Aufbauend auf dieser schleichenden Stadtauflösung plädierte Lütke Daldrup für ein Loslösen von den alten städtebaulichen Dichtevorstellungen, in dem er vom Leipziger Planungsnetzwerk L21 ein neues "Bild von stabilisierbaren Kernen und libertär und flexibel in den Zwischenfeldern zwischen den Traditionsinseln entwickeltem Plasma" entwerfen lies.

Als Realitätsmodell beschreibt das Schlagwort die Perforation, also die Durchlöcherung der zuvor kompakten baulichräumlichen Stadtstrukturen. Im negativen Begriffsverständnis bezeichnet es somit die Störungen des Leitbildes der kompakten Stadt in Form von Lücken, die durch unterschiedliche plötzliche oder permanente Einwirkungen entstehen.

Darüber hinaus ist die perforierte Stadt auch als städtebauliches Leitbild bzw. Entwicklungsrichtung zu verstehen. Mittels kleinräumigem Rückbau und Abriss besteht die Chance, auf ungenutzten Flächen der inneren Stadt und in Großwohnsiedlungen ökologisch oder sozial begründete Freiräume und neue Bauformen zu etablieren, die insgesamt zu einer geringeren Dichte führen, ohne aber jedoch die vorhandenen städtebaulichen Strukturen aufzugeben. Hierzu gehören auch Zwischennutzungen zur temporären Flächengestaltung, die im Falle einer wieder steigenden Nachfrage später erneut bebaut werden können. Durch eine gezielte Perforation der Blockstruktur erhöht sich damit die Wohn- und Wohnumfeldqualität, so dass man dieser mit Grün durchlöcherten Stadt "nicht mehr aufs Land entfliehen" muss. Der räumliche Schwerpunkt liegt dabei auf den innerstädtischen Quartieren, deren Konkurrenzfähigkeit durch eine derartige Form der Stadterneuerung, die allerdings zu keinen zu großen Lücken führen darf, erhöht werden soll.

Der zweite strategische Grundsatz neben der behutsamen Auflockerung besteht darin, den Rückbau von Quartieren jeweils von den Rändern her zu forcieren.

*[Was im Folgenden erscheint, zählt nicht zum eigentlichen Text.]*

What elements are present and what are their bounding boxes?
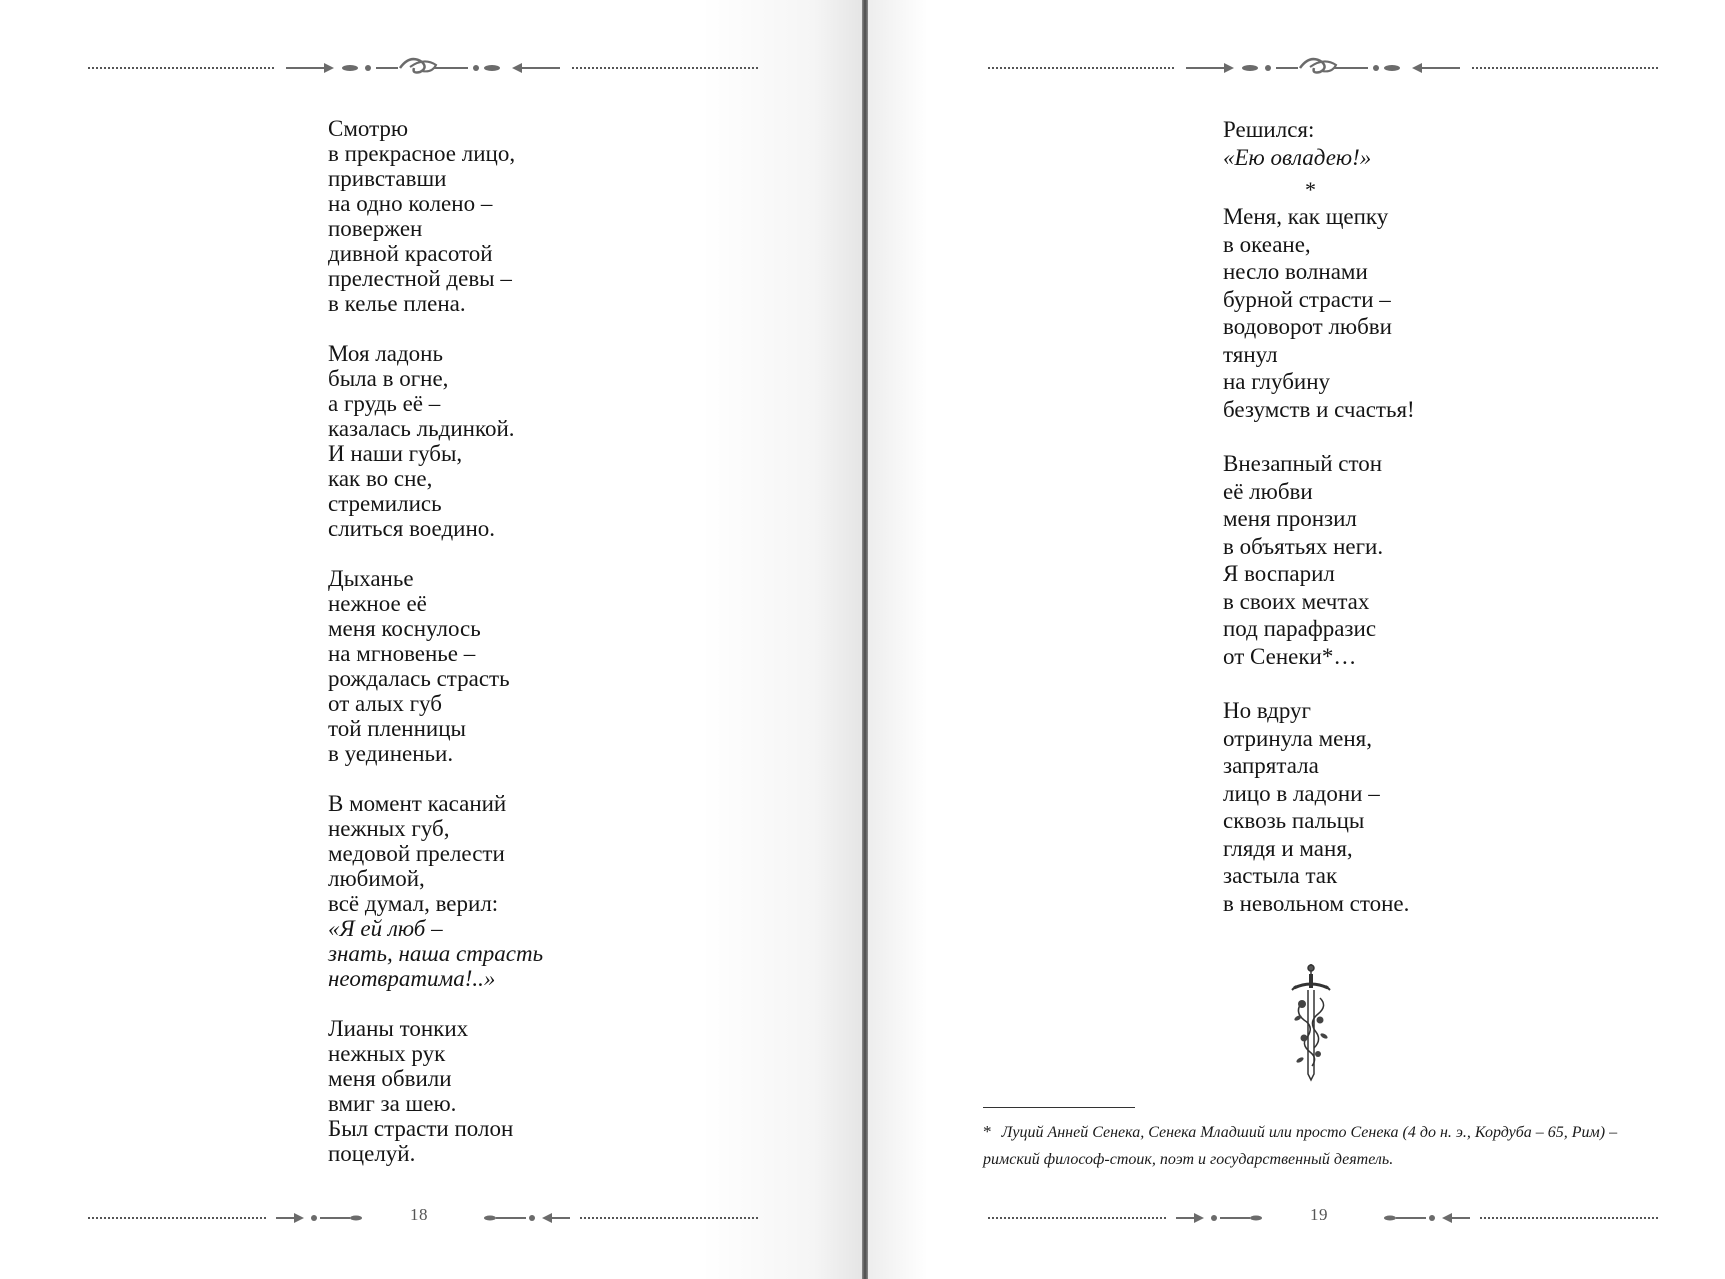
verse-line: в уединеньи.	[328, 741, 454, 766]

Dabei gilt es, "die kompakte Stadt mit klaren Grenzen zur Landschaft zu festigen". Hierin eingeschlossen sind neben den Plattenbaugebieten ganz bewusst auch Gründerzeitquartiere, die aufgrund eines schlechten Bauzustandes, mangelhafter Lagequalität und eines bereits fortgeschrittenen Verfalls hohe Leerstände und keine positive Entwicklungsdynamik aufweisen.